日本大百科全書(ニッポニカ) 「ナツハゼ」の意味・わかりやすい解説
ナツハゼ
なつはぜ / 夏櫨
[学] Vaccinium oldhamii Miq.
ツツジ科(APG分類:ツツジ科)の落葉低木。高さ1~2メートル。若枝は赤褐色で、短毛と腺毛(せんもう)がある。葉は互生し、卵状楕円(だえん)形で長さ4~6センチメートル、両面に粗い毛と腺毛がある。
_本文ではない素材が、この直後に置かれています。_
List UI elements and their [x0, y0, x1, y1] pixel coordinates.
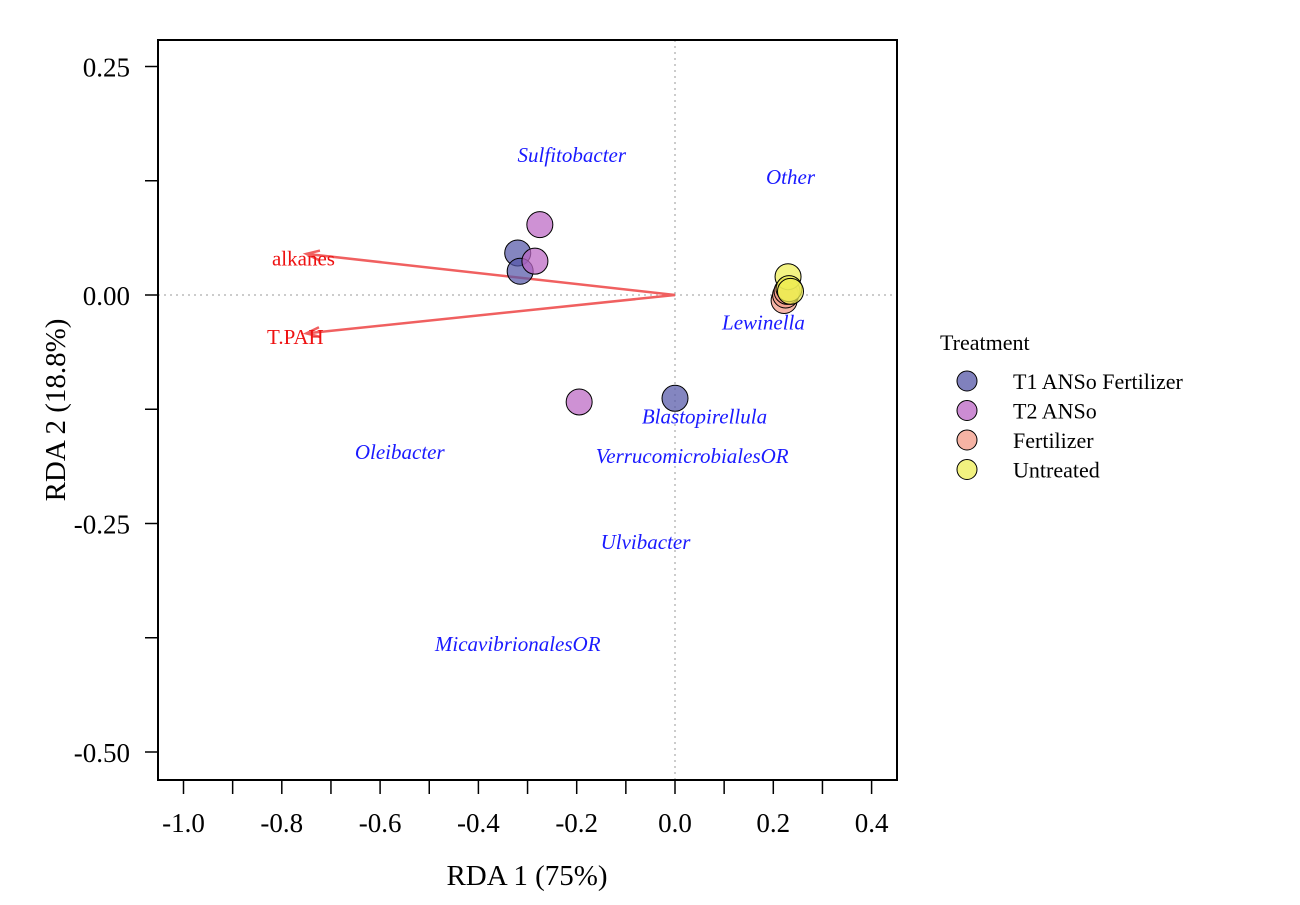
species-label: Blastopirellula — [642, 405, 767, 429]
plot-area — [158, 40, 897, 780]
env-vector-alkanes — [306, 252, 676, 297]
legend-title: Treatment — [940, 330, 1030, 355]
y-tick-label: 0.00 — [83, 281, 130, 311]
environmental-vectors: alkanes T.PAH — [267, 246, 676, 349]
x-axis: -1.0 -0.8 -0.6 -0.4 -0.2 0.0 0.2 0.4 — [162, 780, 889, 838]
legend: Treatment T1 ANSo Fertilizer T2 ANSo Ferti… — [940, 330, 1184, 483]
x-axis-title: RDA 1 (75%) — [446, 860, 607, 892]
sample-point — [521, 247, 549, 275]
legend-label: T2 ANSo — [1013, 399, 1097, 424]
y-tick-label: -0.25 — [74, 510, 130, 540]
species-label: Ulvibacter — [601, 530, 692, 554]
env-vector-label: T.PAH — [267, 325, 324, 349]
env-vector-label: alkanes — [272, 246, 335, 270]
x-tick-label: -0.8 — [260, 808, 303, 838]
sample-point — [777, 277, 805, 305]
legend-label: Untreated — [1013, 458, 1100, 483]
x-tick-label: -0.2 — [555, 808, 598, 838]
x-tick-label: -0.6 — [359, 808, 402, 838]
y-tick-label: 0.25 — [83, 53, 130, 83]
legend-swatch — [956, 429, 978, 451]
sample-points — [504, 211, 805, 416]
species-labels: Sulfitobacter Other Lewinella Blastopirellu… — [355, 143, 816, 656]
x-tick-label: 0.2 — [756, 808, 790, 838]
env-arrowhead — [302, 326, 321, 339]
x-tick-label: -1.0 — [162, 808, 205, 838]
legend-label: Fertilizer — [1013, 428, 1094, 453]
x-tick-label: 0.0 — [658, 808, 692, 838]
legend-swatch — [956, 459, 978, 480]
sample-point — [661, 384, 689, 412]
x-tick-label: -0.4 — [457, 808, 500, 838]
legend-swatch — [956, 400, 978, 421]
species-label: Other — [766, 165, 816, 189]
species-label: Lewinella — [721, 310, 805, 334]
sample-point — [526, 211, 554, 239]
sample-point — [565, 388, 593, 416]
env-arrowhead — [302, 249, 321, 262]
y-axis: 0.25 0.00 -0.25 -0.50 — [74, 53, 158, 768]
species-label: Oleibacter — [355, 440, 446, 464]
species-label: VerrucomicrobialesOR — [596, 444, 789, 468]
env-vector-t-pah — [306, 293, 676, 335]
x-tick-label: 0.4 — [855, 808, 889, 838]
legend-swatch — [956, 370, 978, 392]
species-label: MicavibrionalesOR — [434, 632, 601, 656]
y-tick-label: -0.50 — [74, 738, 130, 768]
y-axis-title: RDA 2 (18.8%) — [40, 319, 72, 502]
species-label: Sulfitobacter — [518, 143, 627, 167]
legend-label: T1 ANSo Fertilizer — [1013, 369, 1184, 394]
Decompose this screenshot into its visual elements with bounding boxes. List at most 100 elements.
5~6月、若枝の先に長さ5~7センチメートルの総状花序をつくり、鐘形の淡黄赤褐色の小花を下向きに多数開く。花冠は長さ4~5ミリメートル、先は浅く5裂し、萼(がく)には短毛と腺毛がある。果実は表面に白い粉があり、球形、径約8ミリメートルで、穂になって多数つく。秋に赤褐色から紫黒色に熟し、食べられる。丘陵、山地に生え、北海道から九州、および朝鮮半島南部、中国に分布する。果実の上部に萼の跡が大きな輪のようになって残るため、これを鉢巻に見立ててハチマキイチゴ(中国地方)、ハチマキブドウ(東京西部、山梨地方)などの方言がある。